The following best practices will assist employers in managing poorly performing employees and avoiding liability in wrongful dismissal claims:

  • Develop a clear policy and/or job description outlining performance standards. The employee should be demonstrably aware of the required performance standard, such that he or she has reasonable opportunity to attain it. These performance standards should be reasonably attainable, having regard to the industry and nature of work.
  • Consistently apply performance standards. Otherwise, courts may view the standard applied to any particular employee as arbitrary, rather than as necessary for performance of the employee's duties.
  • Be consistent in feedback given to employees. If an employee's performance is consistently poor, make this clear to the employee. "Mixed signals" do not provide sufficient notice that an employee's performance is substandard. Similarly, failing to warn an employee of substandard performance may be interpreted by courts as condoning this level of performance, which can bar a later attempt to dismiss for cause.
  • Demonstrate that the employee cannot meet expectations. In defending a wrongful dismissal claim, the employer must prove cause in court. Take time to carefully document an employee's poor performance to avoid unnecessary difficulties if litigation occurs.
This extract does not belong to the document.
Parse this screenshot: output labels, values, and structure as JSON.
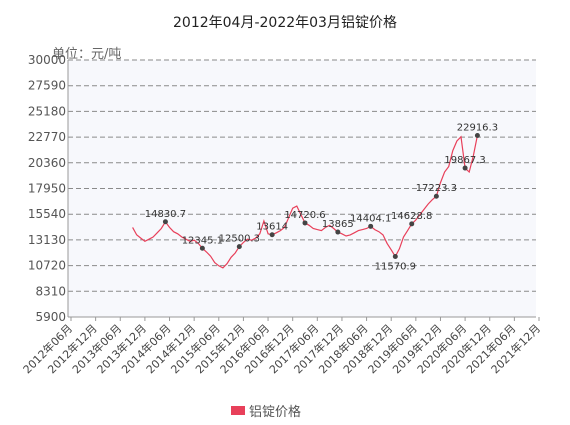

  • Warn the employee of the risks associated with poor performance. Ideally, such warnings should be in writing, both for evidentiary reasons and to ensure that the employee understands the consequences of failing to improve within a specified time period.
  • Provide a reasonable amount of time to comply. The amount of time that is reasonable depends on the context. For example, a period of time that would ordinarily be reasonable may become unreasonable if the business is unusually busy or otherwise strained throughout.
  • Remember that patience helps reduce risk. Courts are generally reluctant to accept an employer's claim of just cause for dismissal, particularly where the alleged cause is poor performance. Excluding exceptional circumstances, patience is the best approach to performance management. The longer period of time that the employer gives the employee to improve, the more likely that a court will find in the employer's favour.

The content of this article is intended to provide a general guide to the subject matter. Specialist advice should be sought about your specific circumstances.